I believe that it is a national tragedy for the country of Venezuela that the public art pieces of Jesus-Rafael Soto have been destroyed under the regime of Hugo Chavez.

I believe that large scale public installations help make art accessible to more people, make art something that can be enjoyed or rejected by everyone. I believe that your disdainful opinion of the Cristo is evidence of that interaction.

I believe that support needs to go to people like Regina Silvera, William Pope L., Andrea Zittel, The Art Guys, and anyone else who does installations.

. . .

I think that you don't give working stiffs enough credit, especially since most artists ARE working stiffs. People react to art. Good or bad. And they don't necessarily need anyone to tell them that it's good or bad or that they should feel a certain way about the piece. Art is interactive with the audience. Sometimes, of course, having more information about the piece can help the viewer understand the artist's perspective, but for the most part, the viewer's own prejudices, history, and preferences will most influence his or her reaction to a piece.

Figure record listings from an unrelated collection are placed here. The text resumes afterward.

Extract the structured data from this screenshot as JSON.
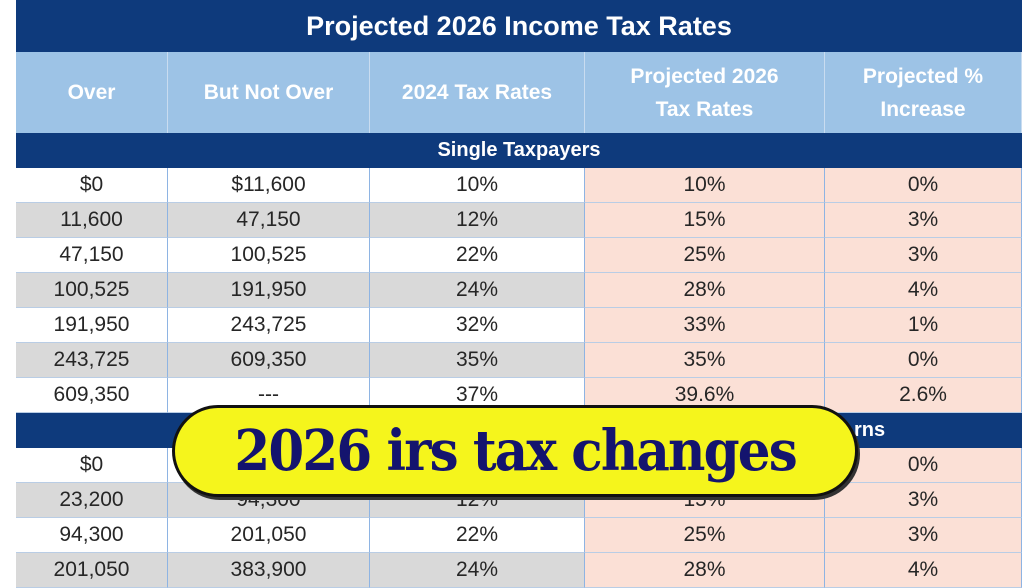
{
  "title": "Projected 2026 Income Tax Rates",
  "headers": [
    "Over",
    "But Not Over",
    "2024 Tax Rates",
    "Projected 2026 Tax Rates",
    "Projected % Increase"
  ],
  "section1": {
    "label": "Single Taxpayers",
    "rows": [
      [
        "$0",
        "$11,600",
        "10%",
        "10%",
        "0%"
      ],
      [
        "11,600",
        "47,150",
        "12%",
        "15%",
        "3%"
      ],
      [
        "47,150",
        "100,525",
        "22%",
        "25%",
        "3%"
      ],
      [
        "100,525",
        "191,950",
        "24%",
        "28%",
        "4%"
      ],
      [
        "191,950",
        "243,725",
        "32%",
        "33%",
        "1%"
      ],
      [
        "243,725",
        "609,350",
        "35%",
        "35%",
        "0%"
      ],
      [
        "609,350",
        "---",
        "37%",
        "39.6%",
        "2.6%"
      ]
    ]
  },
  "section2": {
    "label_visible": "rns",
    "rows": [
      [
        "$0",
        "",
        "",
        "",
        "0%"
      ],
      [
        "23,200",
        "94,300",
        "12%",
        "15%",
        "3%"
      ],
      [
        "94,300",
        "201,050",
        "22%",
        "25%",
        "3%"
      ],
      [
        "201,050",
        "383,900",
        "24%",
        "28%",
        "4%"
      ]
    ]
  },
  "banner": {
    "text": "2026 irs tax changes"
  },
  "colors": {
    "navy": "#0e3a7c",
    "header_blue": "#9dc3e6",
    "gray_row": "#d9d9d9",
    "pink": "#fbe0d6",
    "banner_yellow": "#f5f51c",
    "banner_text": "#14146e"
  }
}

Installation art, in my opinion, is singularly unique in that it tends to be temporary, it tends to be fairly large and it tends to be site specific. The short duration, the scale and the location add to impact it has on the audience. These are only additional elements that the audience has to process in appreciating a piece of art, but I think that they're interesting. Installation art is obviously not your cup of tea, but it seems to me that your criticism has been of the criticism and not of the piece itself.

The argument ended civilly, and I still believe all of these things. A piece like the one that we in Houston get to play with in the next four months is so engaging, depends so much on the audience's experiences and memories and senses, and can be enjoyed by so many people.  And while I share the man's opinion that I need to get one of these, I'm so glad that we all get one of these for a little while. And then we'll get it again and again and again.

I'm sure I'll be going back soon.  And I'll take my husband. And probably my camera. And I'll be happy.